Though filming was initially difficult, one of Millie’s favorite experiences was working with Academy Award winner Julianne Moore, who she says is one of her favorite actresses and who she’s loved watching in “The Hunger Games” and “Still Alice.”
“I was fascinated watching her ... and I was overwhelmed with meeting her because I just think she’s an amazing actress,” Millie said.
And it seems the crew enjoyed watching Millie act just as much. For one scene, she was required to cut her hair, but only had one shot to do it, since she would be cutting a very expensive wig the crew had imported from England. According to Millie, she practiced over and over again on other wigs, making sure she got it just right before go time. While she was very nervous to film the scene, the day finally came.
“(The director) said, ‘When you’re ready, we’ll start filming,’” Millie explained. “I remembered everything and the scissors went right through (the hair) and when he yelled cut, I didn’t hear it, but I turned around and everyone was crying and clapping for me, and my interpreter was crying, and the director was crying, and I just felt really proud and accomplished, like I had made him proud of me. That was probably my favorite day on set.”
Millie is also especially excited for her opportunity to advocate for the deaf community, especially in film, and hopes everyone will read “Wonderstruck” to gain a greater sense of understanding of the deaf community.
“I want to show other deaf people that they can do anything, even be in a movie,” Millie said. “And I really want to try and tell hearing parents to encourage them to sign to their deaf children.”
According to Millie, 90 percent of deaf children have hearing parents, but many don’t learn to sign, making it difficult for their children to communicate with them and causing a sense of isolation. Millie believes “Wonderstruck” can help parents understand what it’s like for their children in such a world.
“Rose learns sign language in the end and she has a relationship with a brother that she reconnects with, and it shows hearing people that it’s fine to learn sign language,” Millie said.
“It also shows the hearing community the struggle that we have every day trying to communicate with people that don’t know our language and don’t know what we’re capable of. … I don't want them to look down on us and pity us anymore. It’s fine, we are equal and we can do anything the hearing community can do except hear.”
Millie plans to continue both acting and advocating for the deaf community and is currently in negotiations for her next film, which also includes some A-list stars, though she’s not allowed to say too much more at this point.
“I’ve always thought that she’s had a bigger calling out there,” said Simmonds. “I just had no idea it was this big.

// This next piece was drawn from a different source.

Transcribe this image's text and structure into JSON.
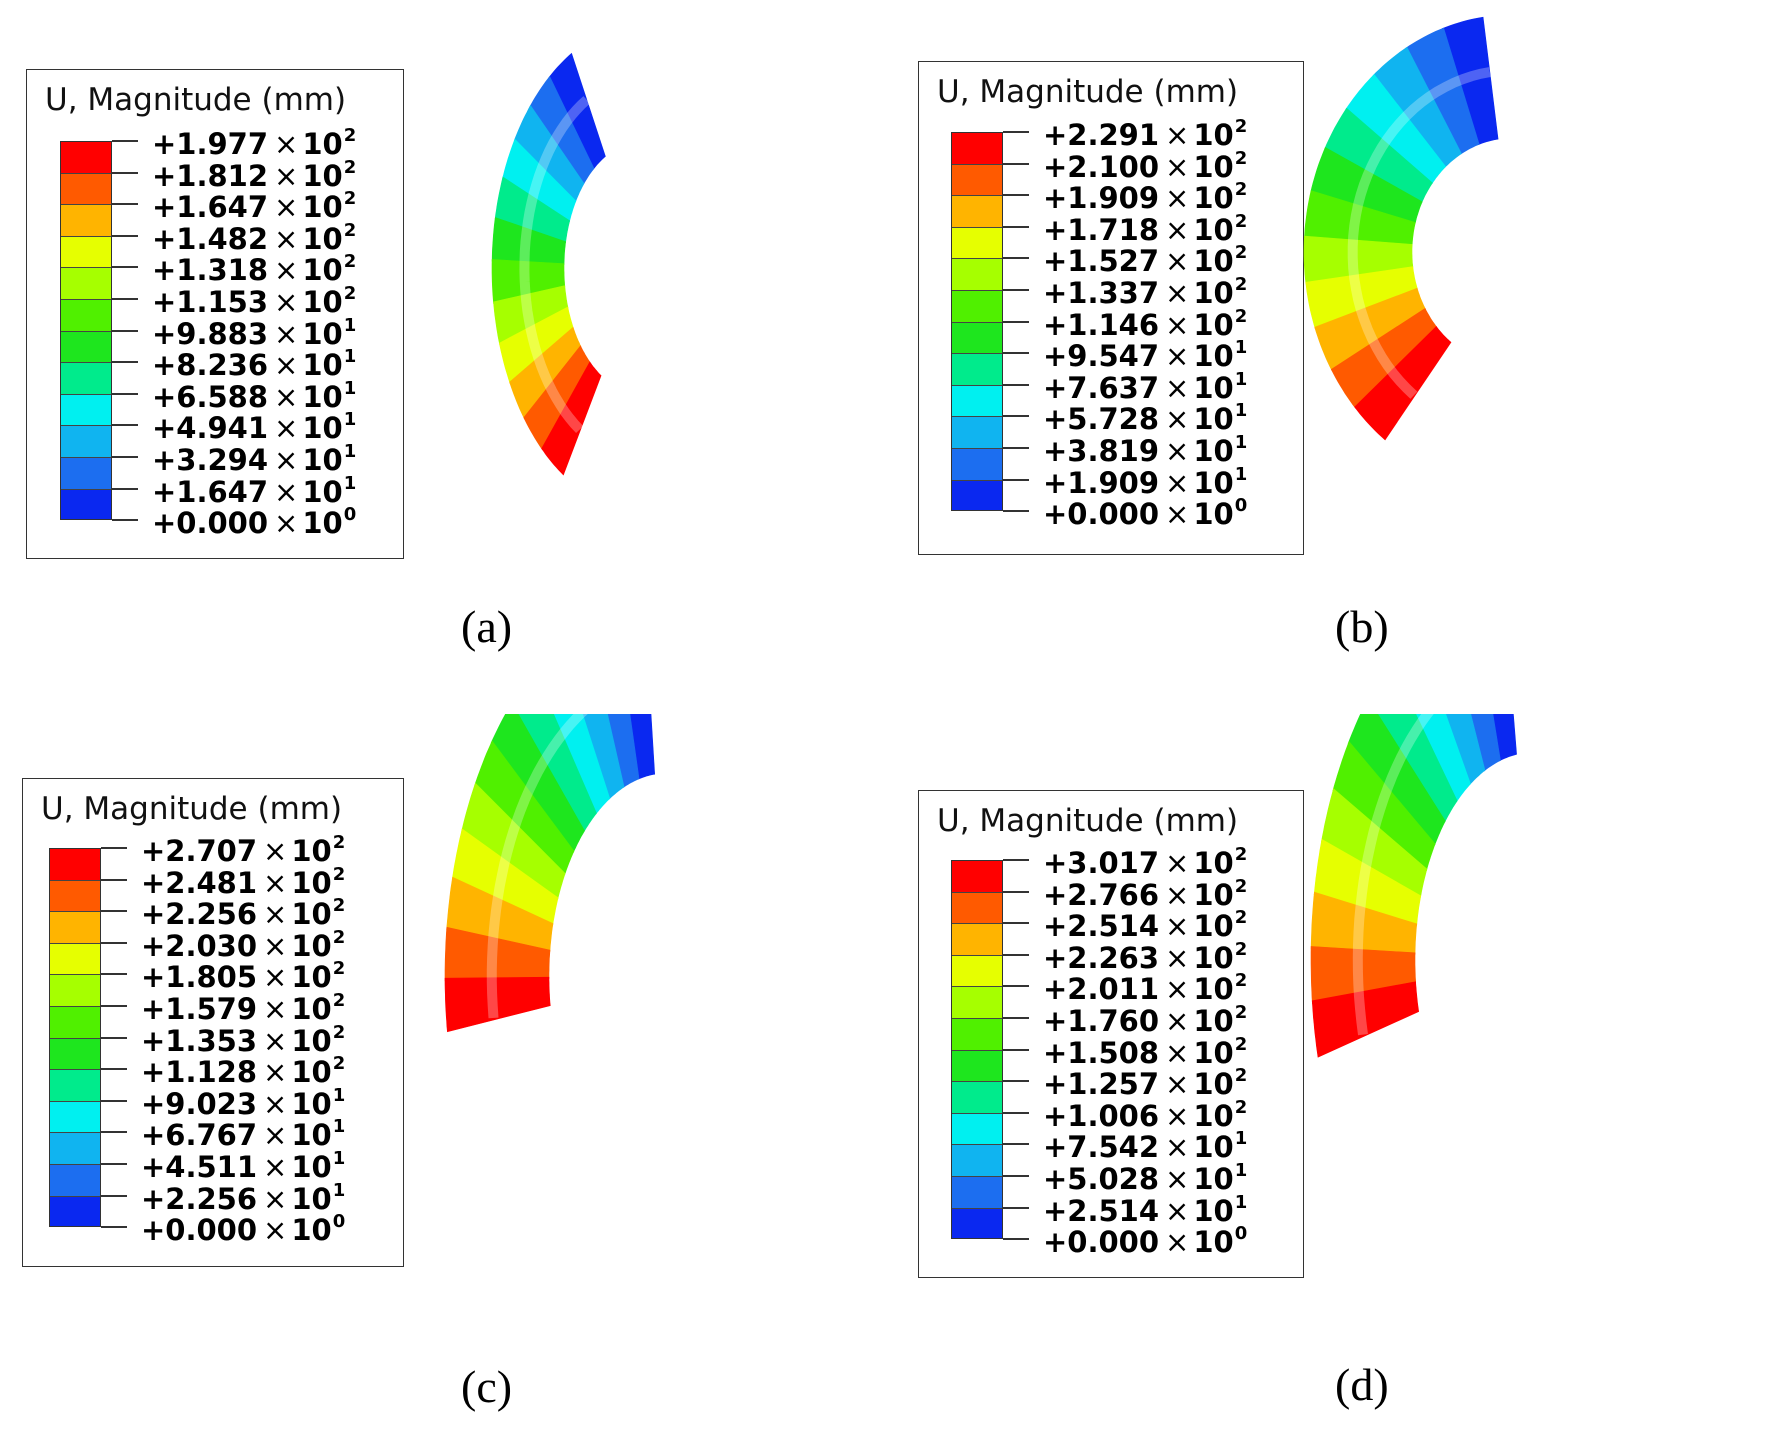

But there’s no sweeter girl that this could happen to … (there’s) no better role model to me than this girl. I’m so proud of who she is and what she stands for and just has so much to offer. Honestly, I’m just excited to get to be a small part of her big adventure.”
And Millie plans to continue her big adventure at the Cannes Film Festival in France May 17-28 and the premiere of “Wonderstruck” October 10.
“Wonderstruck” will be released in select locations October 20, then see a wider release in November.